Job hunting in the current climate sucks; that I am doing it because I need to insert some positive changes in my life makes me sometimes question the levels of my sanity – even though my psychiatrist has already said that I am as good as I am going to get so I shouldn’t expect anything but ‘odd’ (seriously, he refers to me as odd).
Work has been unusual for the last few months; not exactly a steady stream of tasks to go through, more like a freight train on one day and a calm steam locomotive on others. I thrive on consistent and busy – but can keep myself occupied with little tasks when necessary, unfortunately, things are about to change chez nous and these changes are something that has had me waking up with dread in my heart for over a week.
I don’t know about anyone else, but the moment I start to feel dread at the thought of getting up and heading into the office (or to my desk in the study at home) I know that it’s time to make a change.
In my mind not all change is positive; it’s scary (possibly even could be classed as terrifying), and definitely something to be approached cautiously.
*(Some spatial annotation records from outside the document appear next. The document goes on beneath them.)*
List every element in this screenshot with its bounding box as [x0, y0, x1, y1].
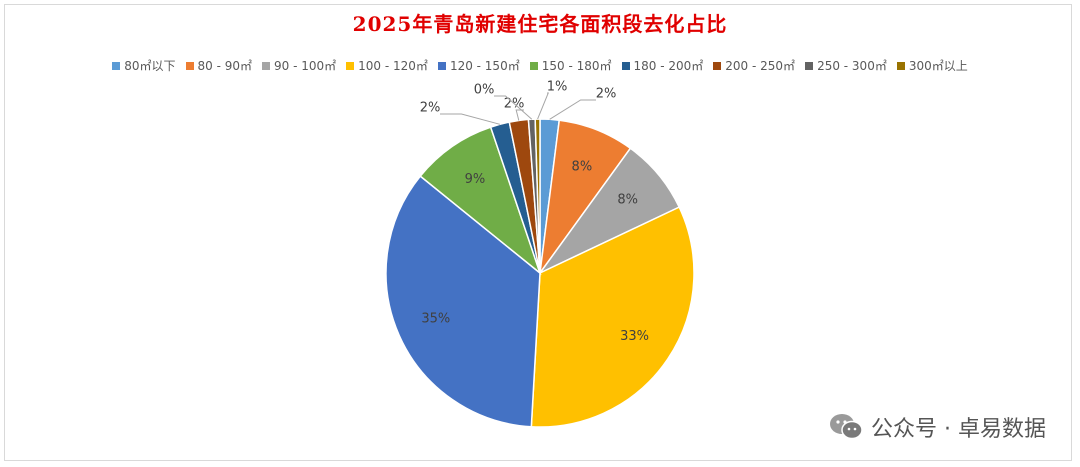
legend-item: 150 - 180㎡ — [529, 57, 612, 74]
watermark-text: 公众号 · 卓易数据 — [871, 417, 1046, 442]
legend-swatch — [529, 61, 538, 70]
wechat-icon — [830, 414, 863, 440]
legend-swatch — [112, 61, 121, 70]
slice-data-label: 0% — [474, 83, 495, 98]
legend-label: 300㎡以上 — [908, 59, 968, 73]
pie-slice — [530, 206, 695, 428]
legend-label: 80㎡以下 — [124, 59, 176, 73]
pie-slice — [419, 126, 542, 276]
legend-item: 100 - 120㎡ — [346, 57, 428, 74]
legend-swatch — [437, 61, 446, 70]
slice-data-label: 8% — [572, 160, 593, 175]
chart-legend: 80㎡以下 80 - 90㎡ 90 - 100㎡ 100 - 120㎡ 120 - 15… — [0, 57, 1080, 74]
leader-line — [549, 99, 596, 120]
legend-swatch — [713, 61, 722, 70]
legend-label: 200 - 250㎡ — [725, 59, 796, 73]
legend-item: 180 - 200㎡ — [621, 57, 704, 74]
legend-label: 150 - 180㎡ — [541, 59, 612, 73]
legend-item: 250 - 300㎡ — [805, 57, 887, 74]
legend-item: 90 - 100㎡ — [262, 57, 336, 74]
legend-item: 80㎡以下 — [112, 57, 176, 74]
legend-item: 120 - 150㎡ — [437, 57, 520, 74]
legend-item: 200 - 250㎡ — [713, 57, 795, 74]
slice-data-label: 8% — [617, 193, 638, 208]
legend-swatch — [621, 61, 630, 70]
legend-item: 300㎡以上 — [896, 57, 968, 74]
pie-slice — [534, 118, 541, 274]
legend-swatch — [185, 61, 194, 70]
slice-data-label: 33% — [620, 329, 649, 344]
legend-label: 120 - 150㎡ — [449, 59, 520, 73]
slice-data-label: 9% — [465, 172, 486, 187]
legend-swatch — [262, 61, 271, 70]
leader-line — [494, 95, 533, 120]
leader-line — [537, 92, 550, 120]
legend-label: 180 - 200㎡ — [633, 59, 704, 73]
slice-data-label: 2% — [420, 101, 441, 116]
slice-data-label: 2% — [596, 87, 617, 102]
slice-data-label: 1% — [547, 80, 568, 95]
legend-swatch — [805, 61, 814, 70]
watermark: 公众号 · 卓易数据 — [829, 411, 1046, 443]
legend-label: 80 - 90㎡ — [197, 59, 253, 73]
legend-item: 80 - 90㎡ — [185, 57, 253, 74]
slice-data-label: 35% — [421, 312, 450, 327]
legend-swatch — [896, 61, 905, 70]
legend-label: 90 - 100㎡ — [274, 59, 337, 73]
legend-label: 100 - 120㎡ — [358, 59, 428, 73]
pie-slice — [385, 175, 541, 428]
legend-label: 250 - 300㎡ — [817, 59, 887, 73]
legend-swatch — [346, 61, 355, 70]
leader-line — [440, 113, 501, 125]
chart-title: 2025年青岛新建住宅各面积段去化占比 — [352, 12, 728, 36]
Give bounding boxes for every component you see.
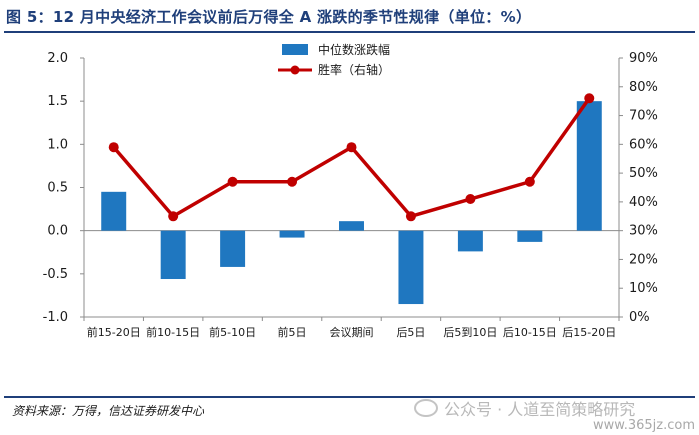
axes-layer [80,57,623,321]
watermark-url: www.365jz.com [593,418,695,433]
legend-label-line: 胜率（右轴） [318,62,390,77]
win-rate-point [287,176,298,187]
x-tick-label: 后5到10日 [443,326,497,339]
bar [576,101,602,231]
legend-swatch-marker [290,65,300,75]
left-tick-label: -0.5 [43,267,68,282]
bar [398,230,424,305]
ticks-layer: -1.0 -0.5 0.0 0.5 1.0 1.5 2.0 0% 10% 20% 30% 40% 50%… [43,51,658,339]
x-tick-label: 会议期间 [330,326,374,339]
left-tick-label: 0.0 [47,224,68,239]
left-tick-label: 1.5 [47,94,68,109]
win-rate-point [524,176,535,187]
bar [279,230,305,238]
right-tick-label: 50% [629,166,658,181]
wechat-icon [414,399,438,417]
win-rate-line [112,97,591,219]
x-tick-label: 前5日 [278,325,307,339]
line-layer [108,93,595,222]
x-tick-label: 前5-10日 [209,325,256,339]
right-tick-label: 0% [629,310,650,325]
x-tick-label: 后10-15日 [503,326,557,339]
right-tick-label: 30% [629,224,658,239]
bar [339,221,364,231]
x-tick-label: 后15-20日 [562,326,616,339]
bar [160,230,186,280]
legend-label-bar: 中位数涨跌幅 [318,42,390,57]
x-tick-label: 前15-20日 [87,325,141,339]
legend-swatch-bar [282,44,308,55]
watermark: 公众号 · 人道至简策略研究 [414,396,635,420]
win-rate-point [405,211,416,222]
watermark-text: 公众号 · 人道至简策略研究 [444,400,636,419]
right-tick-label: 90% [629,51,658,66]
bar [457,230,483,252]
win-rate-point [227,176,238,187]
left-tick-label: 0.5 [47,181,68,196]
bar [101,191,127,231]
bars-layer [101,101,602,305]
bar [220,230,246,267]
bar [517,230,543,242]
x-tick-label: 前10-15日 [146,325,200,339]
left-tick-label: 1.0 [47,137,68,152]
source-note: 资料来源：万得，信达证券研发中心 [12,404,205,418]
source-rule [4,396,695,398]
right-tick-label: 70% [629,109,658,124]
right-tick-label: 10% [629,281,658,296]
right-tick-label: 60% [629,137,658,152]
figure-title: 图 5：12 月中央经济工作会议前后万得全 A 涨跌的季节性规律（单位：%） [6,8,532,26]
win-rate-point [168,211,179,222]
left-tick-label: -1.0 [43,310,68,325]
right-tick-label: 80% [629,80,658,95]
x-tick-label: 后5日 [396,326,425,339]
win-rate-point [584,93,595,104]
left-tick-label: 2.0 [47,51,68,66]
win-rate-point [108,142,119,153]
win-rate-point [465,194,476,205]
right-tick-label: 20% [629,252,658,267]
right-tick-label: 40% [629,195,658,210]
title-rule [4,31,695,33]
chart: -1.0 -0.5 0.0 0.5 1.0 1.5 2.0 0% 10% 20% 30% 40% 50%… [43,42,658,339]
win-rate-point [346,142,357,153]
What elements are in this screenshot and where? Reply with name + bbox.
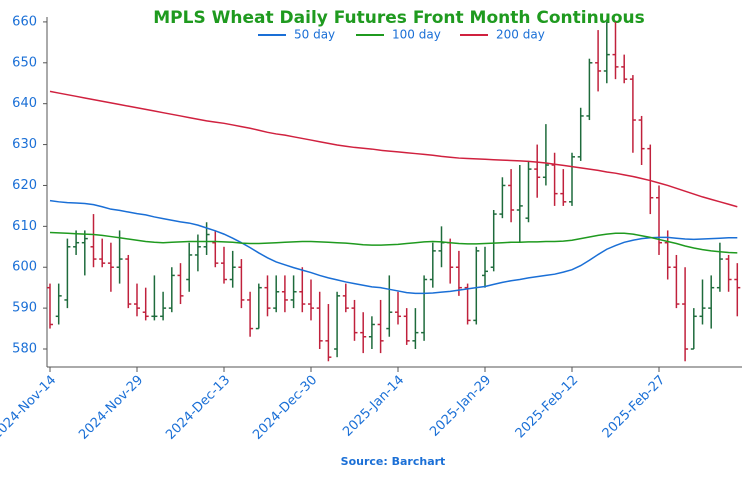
x-tick-label: 2025-Jan-14 xyxy=(340,373,407,440)
moving-average-line xyxy=(49,90,738,208)
x-tick-label: 2025-Feb-27 xyxy=(600,373,669,442)
source: Source: Barchart xyxy=(341,455,446,468)
y-tick-label: 600 xyxy=(12,260,37,275)
y-tick-label: 640 xyxy=(12,96,37,111)
y-tick-label: 590 xyxy=(12,301,37,316)
moving-average-line xyxy=(49,231,738,254)
x-tick-label: 2024-Dec-13 xyxy=(163,373,233,443)
legend-label: 50 day xyxy=(294,28,335,42)
y-tick-label: 580 xyxy=(12,342,37,357)
y-tick-label: 630 xyxy=(12,137,37,152)
y-tick-label: 650 xyxy=(12,55,37,70)
y-tick-label: 620 xyxy=(12,178,37,193)
x-tick-label: 2024-Dec-30 xyxy=(250,373,320,443)
x-tick-label: 2024-Nov-29 xyxy=(76,373,146,443)
moving-average-line xyxy=(49,199,738,295)
y-tick-label: 660 xyxy=(12,14,37,29)
legend-label: 100 day xyxy=(392,28,441,42)
x-tick-label: 2024-Nov-14 xyxy=(0,373,59,443)
y-tick-label: 610 xyxy=(12,219,37,234)
x-tick-label: 2025-Feb-12 xyxy=(513,373,582,442)
chart-title: MPLS Wheat Daily Futures Front Month Con… xyxy=(153,8,644,28)
legend-label: 200 day xyxy=(496,28,545,42)
x-tick-label: 2025-Jan-29 xyxy=(427,373,494,440)
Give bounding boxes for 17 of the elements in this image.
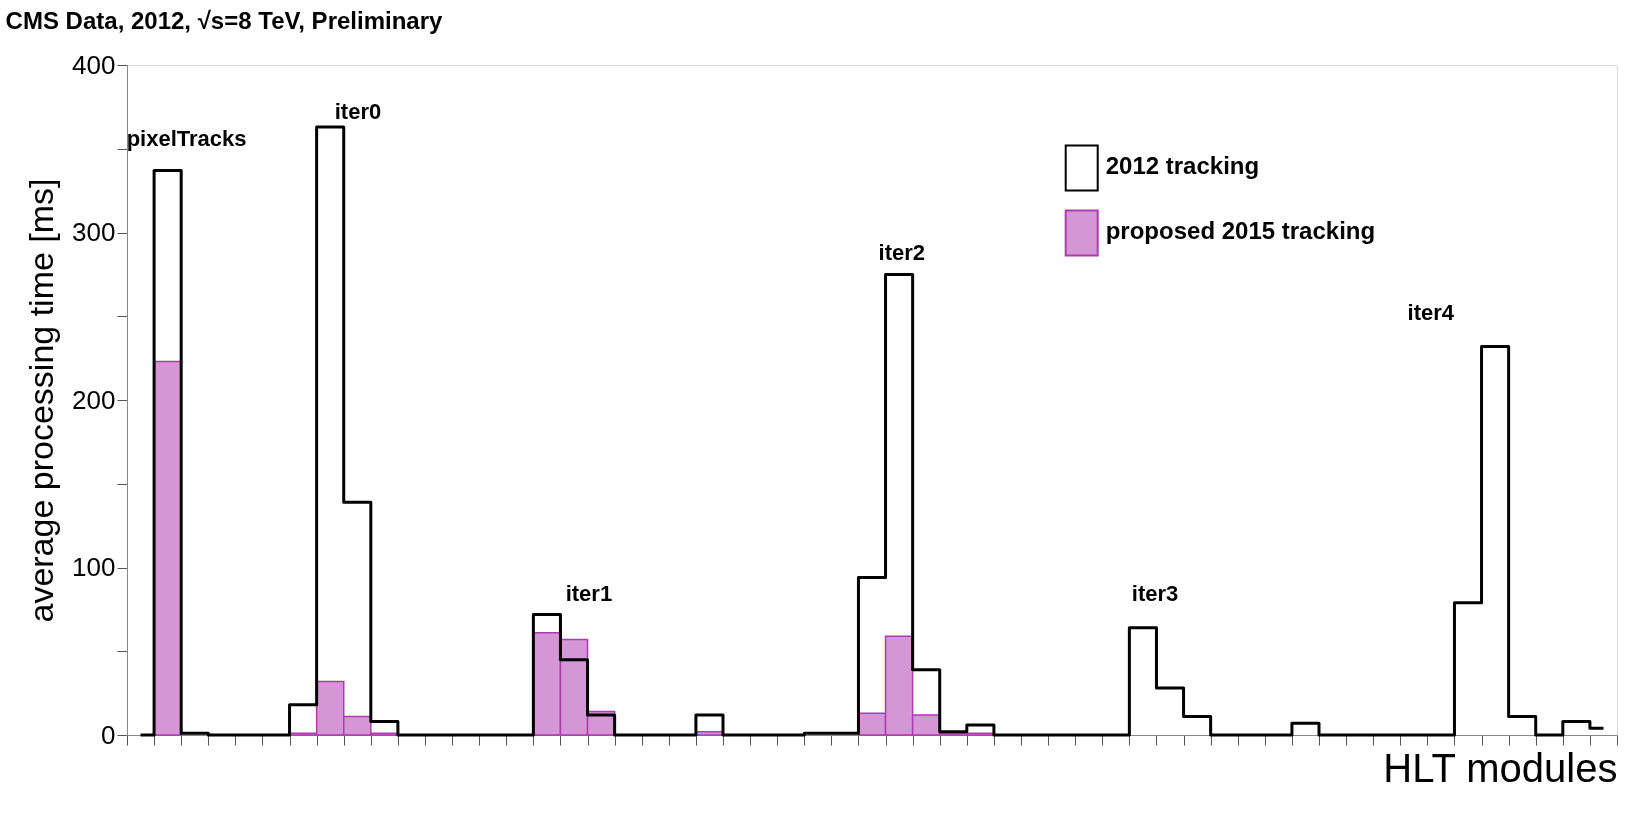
y-tick-label: 0 bbox=[101, 719, 116, 750]
y-axis-title: average processing time [ms] bbox=[22, 178, 61, 623]
legend-label: proposed 2015 tracking bbox=[1105, 217, 1376, 245]
annotation: iter3 bbox=[1131, 581, 1179, 607]
annotation: iter4 bbox=[1407, 299, 1455, 325]
annotation: iter1 bbox=[565, 581, 613, 607]
legend-label: 2012 tracking bbox=[1105, 152, 1260, 180]
y-tick-label: 300 bbox=[72, 217, 116, 247]
y-tick-label: 200 bbox=[72, 384, 116, 415]
annotation: iter0 bbox=[334, 98, 382, 124]
x-axis-title: HLT modules bbox=[1383, 746, 1618, 790]
chart-title: CMS Data, 2012, √s=8 TeV, Preliminary bbox=[5, 7, 444, 34]
annotation: iter2 bbox=[878, 239, 926, 265]
annotation: pixelTracks bbox=[126, 125, 247, 151]
y-tick-label: 400 bbox=[72, 49, 116, 80]
bar bbox=[695, 730, 724, 736]
y-tick-label: 100 bbox=[72, 552, 116, 582]
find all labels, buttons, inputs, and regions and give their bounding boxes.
I am being sensible; I have a job (albeit one I am no longer happy in) and I am not looking for anything too extreme; I love the work I do – it’s just the place that could do with some amendment. I am going to take it easy, and, unless I am forced to change this by situational alterations, this is the way I am going to tackle it. I refuse to put pressure on myself; the job market is both slow and steady and that is how I am going to win this race. I live by a few idioms, and the most appropriate one on this occasion is ‘slow and steady wins the race.’ In this case, that is 100% true; I won’t achieve anything by rushing to do something that right now isn’t necessary, I can take my time, find the right thing and go for it with all guns blazing.